Everything Everywhere’s Bid to Launch 4G LTE Services

The consultation time on Everything Everywhere's bid to launch 4G LTE services by refarming its 1800MHz spectrum has been extended.

The consultation time on Everything Everywhere’s bid to launch 4G LTE services by refarming its 1800MHz spectrum has been extended.

The consultation time on Everything Everywhere’s ( EE ) bid to launch 4G LTE services by refarming its 1800MHz spectrum has been extended by Ofcom.

The watchdog said it had made the move to give stakeholders ‘more time to respond’. The change was announced hours after O2 and Vodafone hit out against the fact that Ofcom had given its provisional backing to the proposal earlier this month.

Ofcom stated: ‘Ofcom today extended the period for responding to Ofcom’s “Notice of proposed variation of Everything Everywhere’s 1800MHz spectrum licences to allow use of LTE and WiMAX technologies” from 17 April 2012 until 8 May 2012. We have decided to extend this period following requests from stakeholders for more time to respond.’

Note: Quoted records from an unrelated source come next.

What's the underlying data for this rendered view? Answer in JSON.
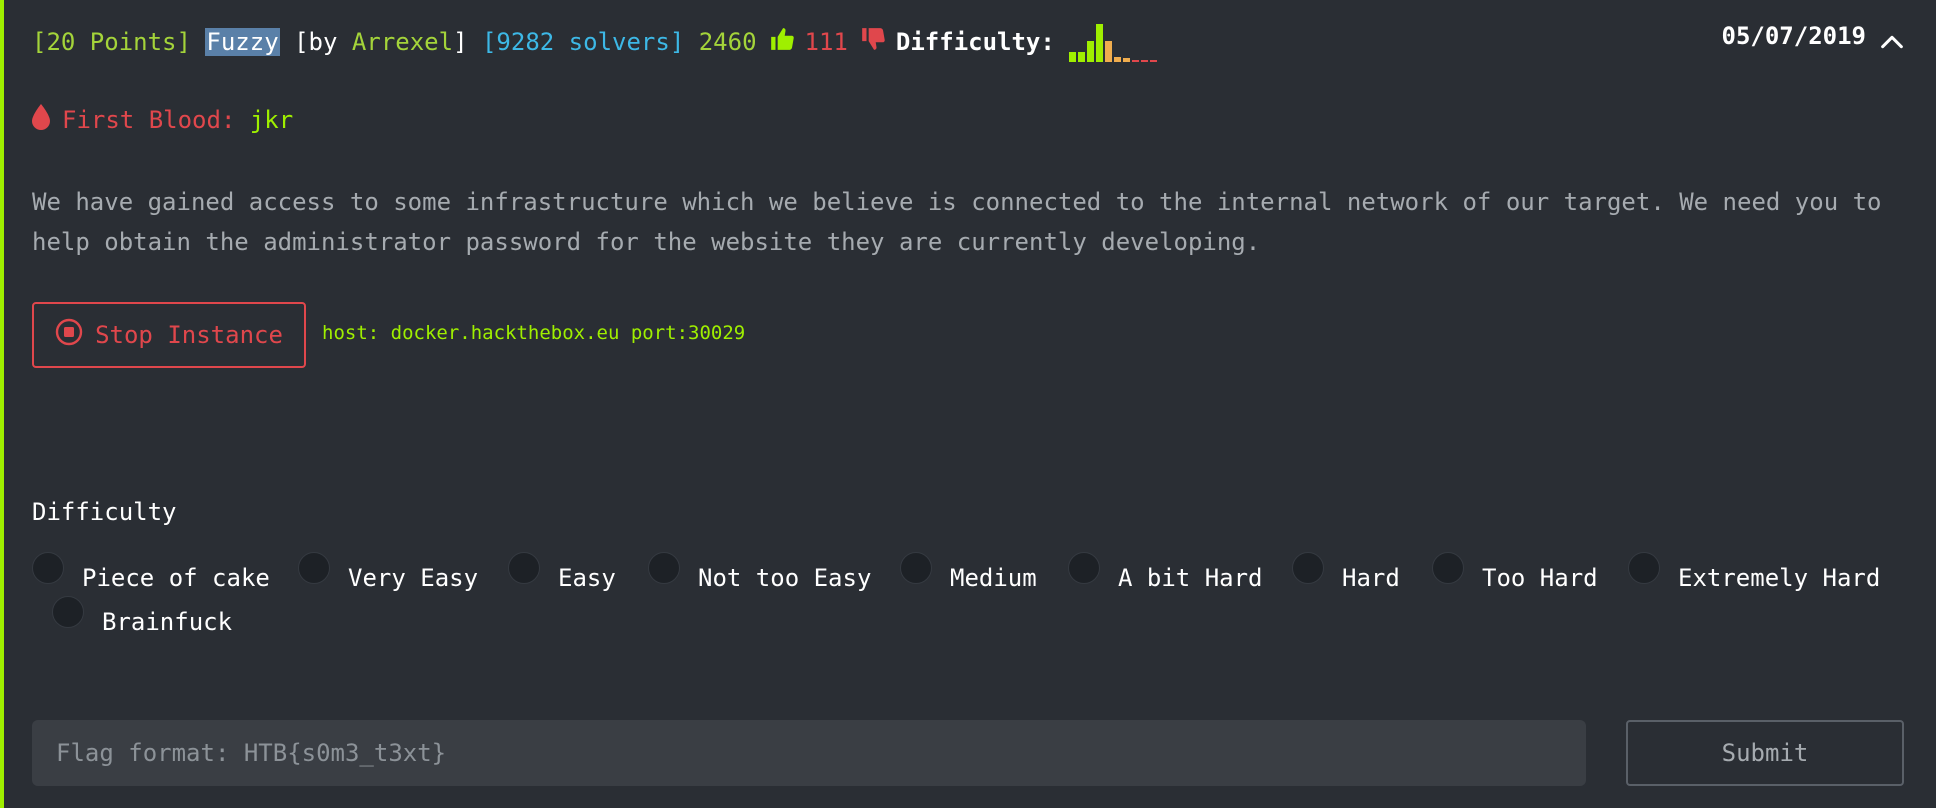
{
  "challenge": {
    "points": "[20 Points]",
    "name": "Fuzzy",
    "by_prefix": "[by",
    "author": "Arrexel",
    "by_suffix": "]",
    "solvers": "[9282 solvers]",
    "likes": "2460",
    "dislikes": "111",
    "difficulty_label": "Difficulty:",
    "difficulty_distribution": [
      {
        "level": 1,
        "fraction": 0.25,
        "color": "#9fef00"
      },
      {
        "level": 2,
        "fraction": 0.25,
        "color": "#9fef00"
      },
      {
        "level": 3,
        "fraction": 0.55,
        "color": "#9fef00"
      },
      {
        "level": 4,
        "fraction": 1.0,
        "color": "#9fef00"
      },
      {
        "level": 5,
        "fraction": 0.55,
        "color": "#f0ad4e"
      },
      {
        "level": 6,
        "fraction": 0.12,
        "color": "#f0ad4e"
      },
      {
        "level": 7,
        "fraction": 0.1,
        "color": "#f0ad4e"
      },
      {
        "level": 8,
        "fraction": 0.05,
        "color": "#e0474c"
      },
      {
        "level": 9,
        "fraction": 0.05,
        "color": "#e0474c"
      },
      {
        "level": 10,
        "fraction": 0.05,
        "color": "#e0474c"
      }
    ],
    "date": "05/07/2019"
  },
  "first_blood": {
    "label": "First Blood:",
    "user": "jkr"
  },
  "description": "We have gained access to some infrastructure which we believe is connected to the internal network of our target. We need you to help obtain the administrator password for the website they are currently developing.",
  "instance": {
    "stop_label": "Stop Instance",
    "host_text": "host: docker.hackthebox.eu port:30029"
  },
  "difficulty_vote": {
    "heading": "Difficulty",
    "options": [
      "Piece of cake",
      "Very Easy",
      "Easy",
      "Not too Easy",
      "Medium",
      "A bit Hard",
      "Hard",
      "Too Hard",
      "Extremely Hard",
      "Brainfuck"
    ]
  },
  "flag": {
    "placeholder": "Flag format: HTB{s0m3_t3xt}",
    "value": "",
    "submit_label": "Submit"
  },
  "colors": {
    "accent": "#9fef00",
    "danger": "#e0474c",
    "info": "#3db8e6",
    "warning": "#f0ad4e",
    "background": "#2a2e34"
  }
}
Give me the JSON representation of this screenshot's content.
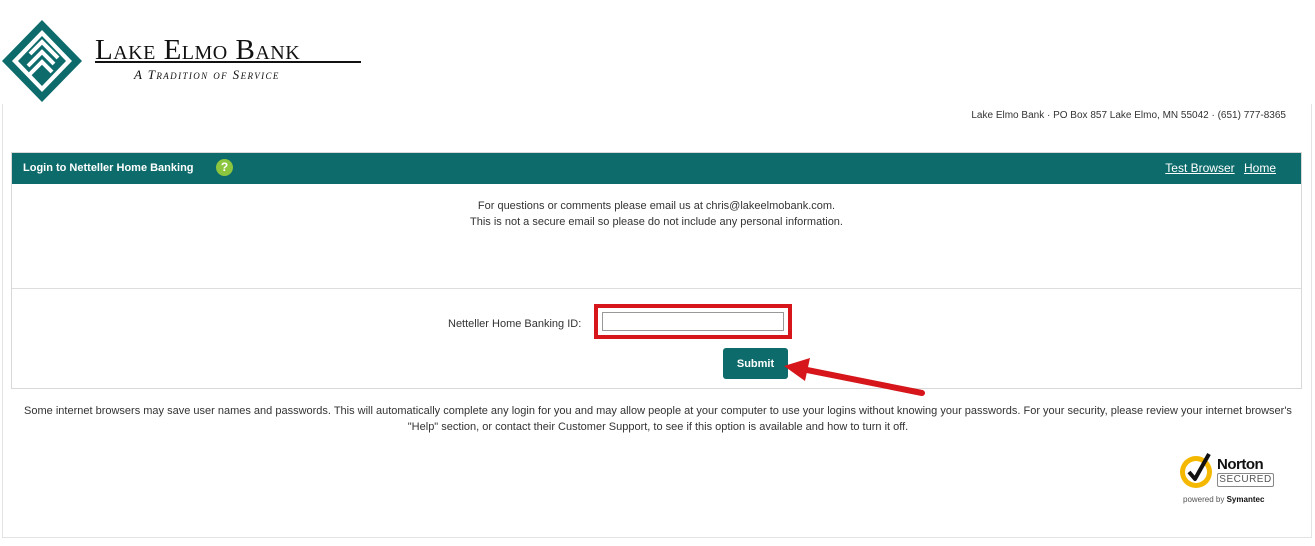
{
  "brand": {
    "name": "Lake Elmo Bank",
    "tagline": "A Tradition of Service",
    "colors": {
      "primary": "#0d6b6b",
      "accent": "#8cc63f",
      "highlight": "#d6161b"
    }
  },
  "address": "Lake Elmo Bank · PO Box 857 Lake Elmo, MN 55042 · (651) 777-8365",
  "panel": {
    "title": "Login to Netteller Home Banking",
    "help_icon": "?",
    "links": {
      "test_browser": "Test Browser",
      "home": "Home"
    },
    "notice_line1": "For questions or comments please email us at chris@lakeelmobank.com.",
    "notice_line2": "This is not a secure email so please do not include any personal information."
  },
  "login_form": {
    "id_label": "Netteller Home Banking ID:",
    "id_value": "",
    "submit_label": "Submit"
  },
  "disclaimer": "Some internet browsers may save user names and passwords. This will automatically complete any login for you and may allow people at your computer to use your logins without knowing your passwords. For your security, please review your internet browser's \"Help\" section, or contact their Customer Support, to see if this option is available and how to turn it off.",
  "norton_badge": {
    "name": "Norton",
    "secured": "SECURED",
    "powered_prefix": "powered by",
    "powered_brand": "Symantec"
  }
}
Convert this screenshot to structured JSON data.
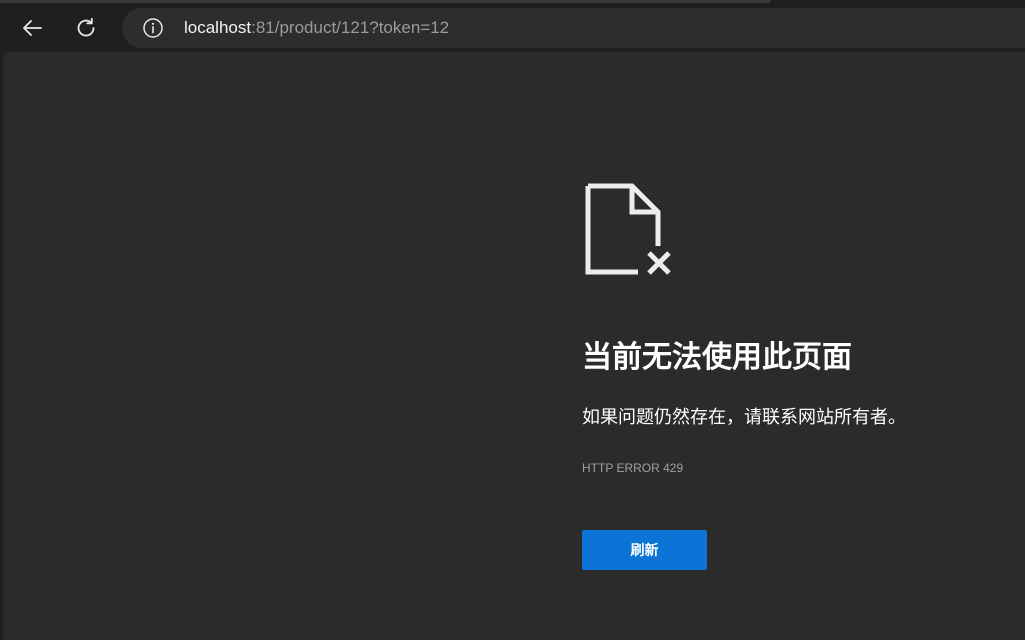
{
  "browser": {
    "url_host": "localhost",
    "url_rest": ":81/product/121?token=12",
    "icons": {
      "back": "back-arrow-icon",
      "reload": "reload-icon",
      "site_info": "info-icon"
    }
  },
  "error_page": {
    "icon": "broken-document-icon",
    "heading": "当前无法使用此页面",
    "message": "如果问题仍然存在，请联系网站所有者。",
    "error_code": "HTTP ERROR 429",
    "refresh_label": "刷新"
  },
  "colors": {
    "page_background": "#2b2b2b",
    "chrome_background": "#1f1f1f",
    "omnibox_background": "#2d2d2d",
    "button_accent": "#0b74d6"
  }
}
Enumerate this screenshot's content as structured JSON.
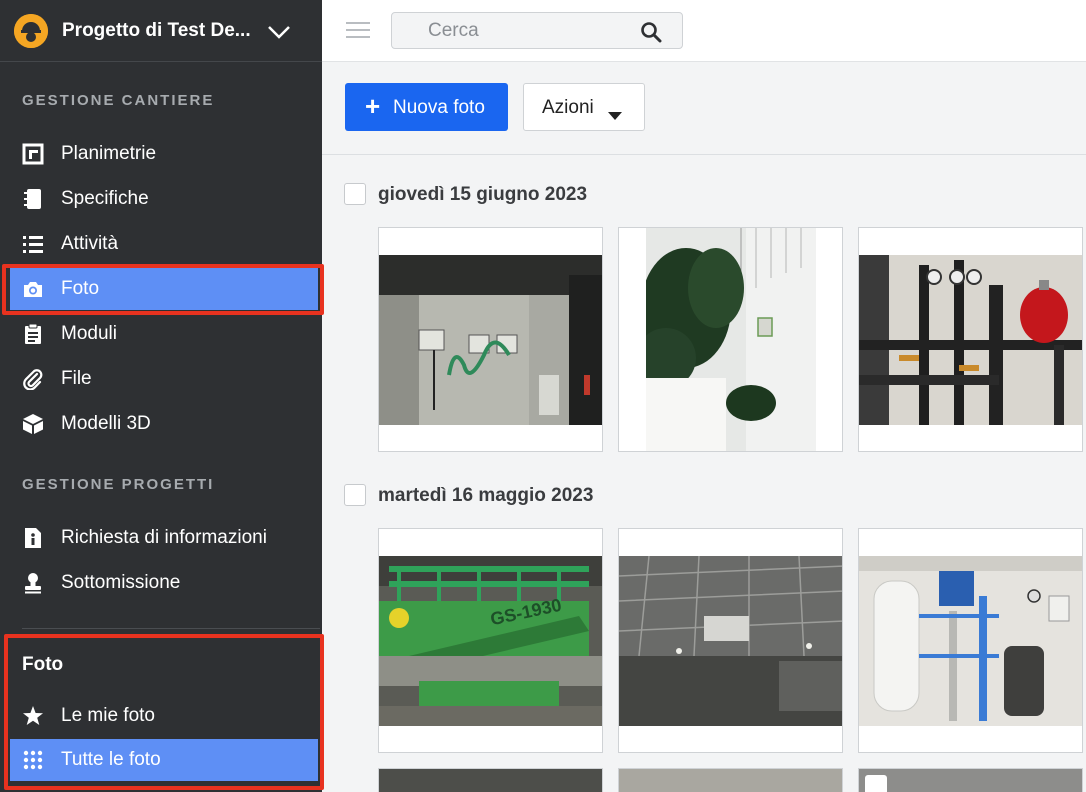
{
  "project": {
    "name": "Progetto di Test De..."
  },
  "sidebar": {
    "section1_title": "GESTIONE CANTIERE",
    "items1": [
      {
        "label": "Planimetrie",
        "icon": "floorplan-icon"
      },
      {
        "label": "Specifiche",
        "icon": "notebook-icon"
      },
      {
        "label": "Attività",
        "icon": "list-icon"
      },
      {
        "label": "Foto",
        "icon": "camera-icon",
        "active": true
      },
      {
        "label": "Moduli",
        "icon": "clipboard-icon"
      },
      {
        "label": "File",
        "icon": "paperclip-icon"
      },
      {
        "label": "Modelli 3D",
        "icon": "cube-icon"
      }
    ],
    "section2_title": "GESTIONE PROGETTI",
    "items2": [
      {
        "label": "Richiesta di informazioni",
        "icon": "info-document-icon"
      },
      {
        "label": "Sottomissione",
        "icon": "stamp-icon"
      }
    ],
    "sub_title": "Foto",
    "sub_items": [
      {
        "label": "Le mie foto",
        "icon": "star-icon"
      },
      {
        "label": "Tutte le foto",
        "icon": "grid-icon",
        "active": true
      }
    ]
  },
  "search": {
    "placeholder": "Cerca",
    "value": ""
  },
  "toolbar": {
    "new_photo_label": "Nuova foto",
    "actions_label": "Azioni"
  },
  "groups": [
    {
      "date": "giovedì 15 giugno 2023",
      "photos": [
        "wall-sockets",
        "plant",
        "boiler-room-red-tank"
      ]
    },
    {
      "date": "martedì 16 maggio 2023",
      "photos": [
        "green-scissor-lift",
        "ceiling-grid",
        "water-treatment-plant"
      ]
    }
  ],
  "lift_text": "GS-1930",
  "colors": {
    "accent": "#1a66f0",
    "active_nav": "#5e8ff5",
    "sidebar_bg": "#2e3033",
    "highlight_box": "#e8321f"
  }
}
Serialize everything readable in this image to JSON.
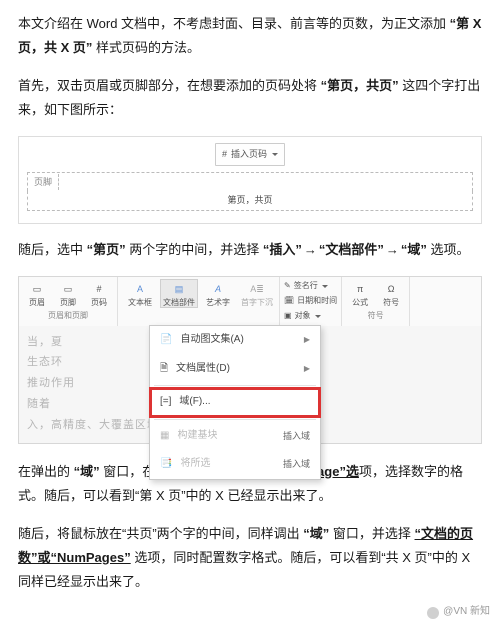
{
  "p1": {
    "t1": "本文介绍在 Word 文档中，不考虑封面、目录、前言等的页数，为正文添加 ",
    "b1": "“第 X 页，共 X 页”",
    "t2": " 样式页码的方法。"
  },
  "p2": {
    "t1": "首先，双击页眉或页脚部分，在想要添加的页码处将 ",
    "b1": "“第页，共页”",
    "t2": " 这四个字打出来，如下图所示："
  },
  "hf": {
    "tooltip_icon": "#",
    "tooltip_label": "插入页码",
    "top_label": "页脚",
    "bottom_text": "第页，共页"
  },
  "p3": {
    "t1": "随后，选中 ",
    "b1": "“第页”",
    "t2": " 两个字的中间，并选择 ",
    "b2": "“插入”",
    "arrow": "→",
    "b3": "“文档部件”",
    "b4": "“域”",
    "t3": " 选项。"
  },
  "ribbon": {
    "g1": {
      "b1": "页眉",
      "b2": "页脚",
      "b3": "页码",
      "name": "页眉和页脚"
    },
    "g2": {
      "b1": "文本框",
      "b2": "文档部件",
      "b3": "艺术字",
      "b4": "首字下沉"
    },
    "g3": {
      "r1": "签名行",
      "r2": "日期和时间",
      "r3": "对象"
    },
    "g4": {
      "b1": "公式",
      "b2": "符号",
      "name": "符号"
    }
  },
  "menu": {
    "m1": {
      "icon": "📄",
      "label": "自动图文集(A)"
    },
    "m2": {
      "icon": "🗎",
      "label": "文档属性(D)"
    },
    "m3": {
      "icon": "[=]",
      "label": "域(F)..."
    },
    "m4": {
      "icon": "▦",
      "label": "构建基块"
    },
    "m4b": "插入域",
    "m5": {
      "icon": "📑",
      "label": "将所选"
    },
    "m5b": "插入域"
  },
  "blur": {
    "l1": "当，夏　　　　　　　　　　　　　相天研究其有至",
    "l2": "生态环　　　　　　　　　　　　　或研究由定性到",
    "l3": "推动作用　　　　　　　　　　　　　　　　　　　",
    "l4": "随着　　　　　　　　　　　　大尺度空间范围",
    "l5": "入，高精度、大覆盖区域的数据来源逐渐成为研究中"
  },
  "p4": {
    "t1": "在弹出的 ",
    "b1": "“域”",
    "t2": " 窗口，在域名中选择 ",
    "u1": "“当前页码”或“Page”选",
    "t3": "项，选择数字的格式。随后，可以看到“第 X 页”中的 X 已经显示出来了。"
  },
  "p5": {
    "t1": "随后，将鼠标放在“共页”两个字的中间，同样调出 ",
    "b1": "“域”",
    "t2": " 窗口，并选择 ",
    "u1": "“文档的页数”或“NumPages”",
    "t3": " 选项，同时配置数字格式。随后，可以看到“共 X 页”中的 X 同样已经显示出来了。"
  },
  "watermark": "@VN 新知"
}
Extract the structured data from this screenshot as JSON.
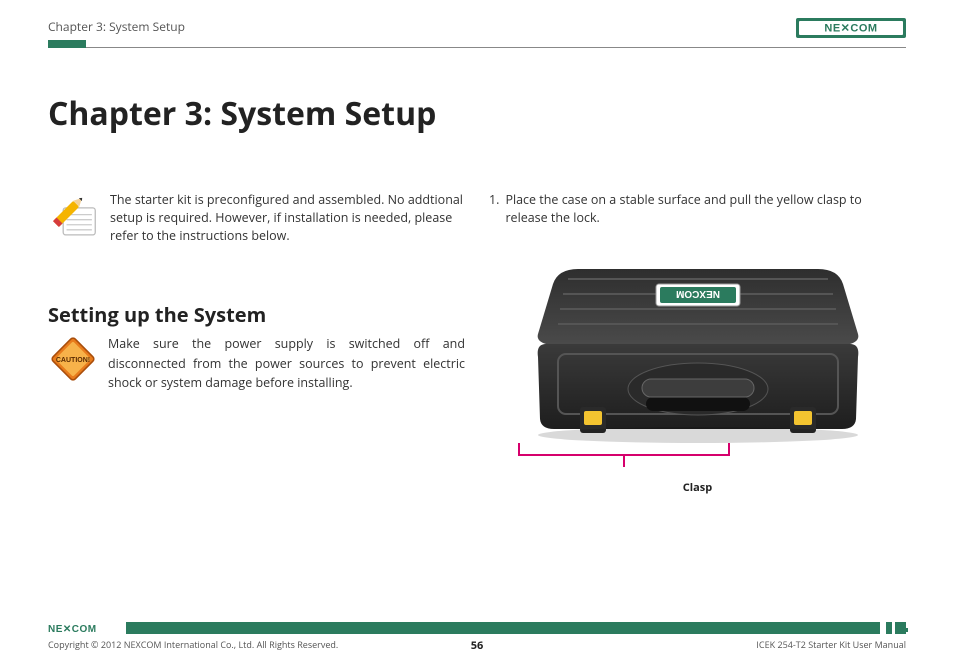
{
  "header": {
    "breadcrumb": "Chapter 3: System Setup",
    "brand": "NEXCOM"
  },
  "chapter": {
    "title": "Chapter 3: System Setup"
  },
  "note": {
    "text": "The starter kit is preconfigured and assembled. No addtional setup is required. However, if installation is needed, please refer to the instructions below."
  },
  "section": {
    "heading": "Setting up the System",
    "caution_label": "CAUTION!",
    "caution_text": "Make sure the power supply is switched off and disconnected from the power sources to prevent electric shock or system damage before installing."
  },
  "steps": [
    {
      "num": "1.",
      "text": "Place the case on a stable surface and pull the yellow clasp to release the lock."
    }
  ],
  "figure": {
    "clasp_label": "Clasp",
    "case_brand": "NEXCOM"
  },
  "footer": {
    "brand": "NEXCOM",
    "copyright": "Copyright © 2012 NEXCOM International Co., Ltd. All Rights Reserved.",
    "page": "56",
    "doc": "ICEK 254-T2 Starter Kit User Manual"
  }
}
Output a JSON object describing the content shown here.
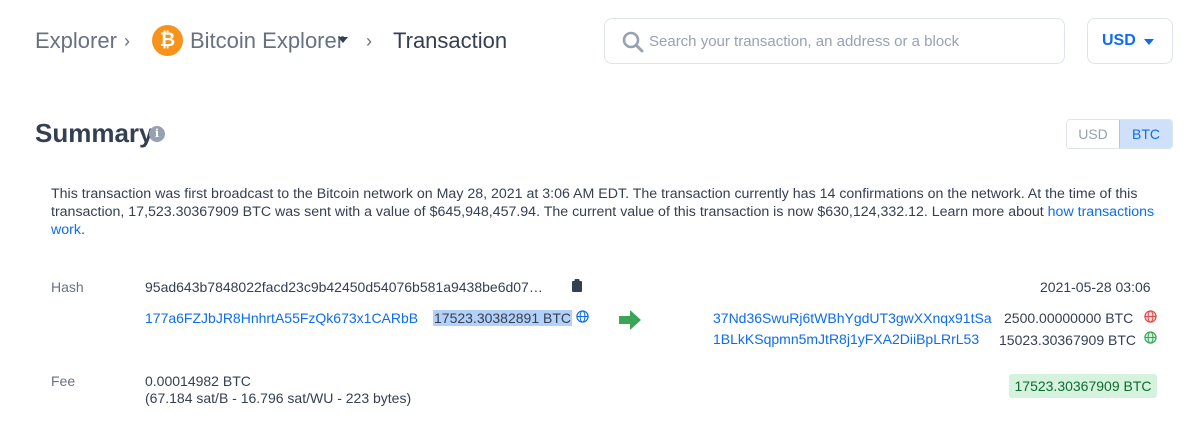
{
  "header": {
    "breadcrumb": {
      "explorer": "Explorer",
      "bitcoin_explorer": "Bitcoin Explorer",
      "transaction": "Transaction"
    },
    "logo_symbol": "₿",
    "search": {
      "placeholder": "Search your transaction, an address or a block",
      "value": ""
    },
    "currency": {
      "selected": "USD"
    }
  },
  "summary": {
    "title": "Summary",
    "toggle": {
      "usd_label": "USD",
      "btc_label": "BTC",
      "active": "BTC"
    },
    "description_text": "This transaction was first broadcast to the Bitcoin network on May 28, 2021 at 3:06 AM EDT.  The transaction currently has 14 confirmations on the network.  At the time of this transaction, 17,523.30367909 BTC was sent with a value of $645,948,457.94. The current value of this transaction is now $630,124,332.12.  Learn more about ",
    "description_link": "how transactions work",
    "description_end": "."
  },
  "transaction": {
    "hash_label": "Hash",
    "hash": "95ad643b7848022facd23c9b42450d54076b581a9438be6d07…",
    "timestamp": "2021-05-28 03:06",
    "inputs": [
      {
        "address": "177a6FZJbJR8HnhrtA55FzQk673x1CARbB",
        "amount": "17523.30382891 BTC"
      }
    ],
    "outputs": [
      {
        "address": "37Nd36SwuRj6tWBhYgdUT3gwXXnqx91tSa",
        "amount": "2500.00000000 BTC",
        "status": "unspent"
      },
      {
        "address": "1BLkKSqpmn5mJtR8j1yFXA2DiiBpLRrL53",
        "amount": "15023.30367909 BTC",
        "status": "spent"
      }
    ],
    "fee_label": "Fee",
    "fee_btc": "0.00014982 BTC",
    "fee_detail": "(67.184 sat/B - 16.796 sat/WU - 223 bytes)",
    "total_output": "17523.30367909 BTC"
  },
  "colors": {
    "link": "#0c6cf2",
    "bitcoin_orange": "#f7931a",
    "arrow_green": "#3aa557",
    "globe_red": "#e04848",
    "globe_green": "#3aa557",
    "globe_blue": "#0c6cf2",
    "total_badge_bg": "#d4f2dc"
  }
}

Ofcom provisionally backed the proposal by Everything Everywhere, saying that it would be ‘likely to bring material benefits to consumers, including faster mobile broadband speeds and – depending on how Everything Everywhere uses the spectrum – potentially wider mobile broadband coverage in rural areas.’

But competing networks argued that the move would result in unfair competition because Everything Everwhere would get a head start on offering LTE services.

O2 claimed this week that the move could make it difficult to establish a competitive market environment for services that use next-generation mobile technology. A statement from O2 UK said: ‘From the very start of this process, Ofcom has said that the UK must retain a competitive market environment and that it will remove the ability for operators to behave strategically over spectrum allocation … To this end, Ofcom’s auction proposals had much to commend them, and we were minded to support a small spectrum reservation for Hutchison or a new entrant, if Ofcom could make a stronger case for four players.’

But it added that it was concerned that allowing one operator to release 4G early would be contradictory to a competitive market.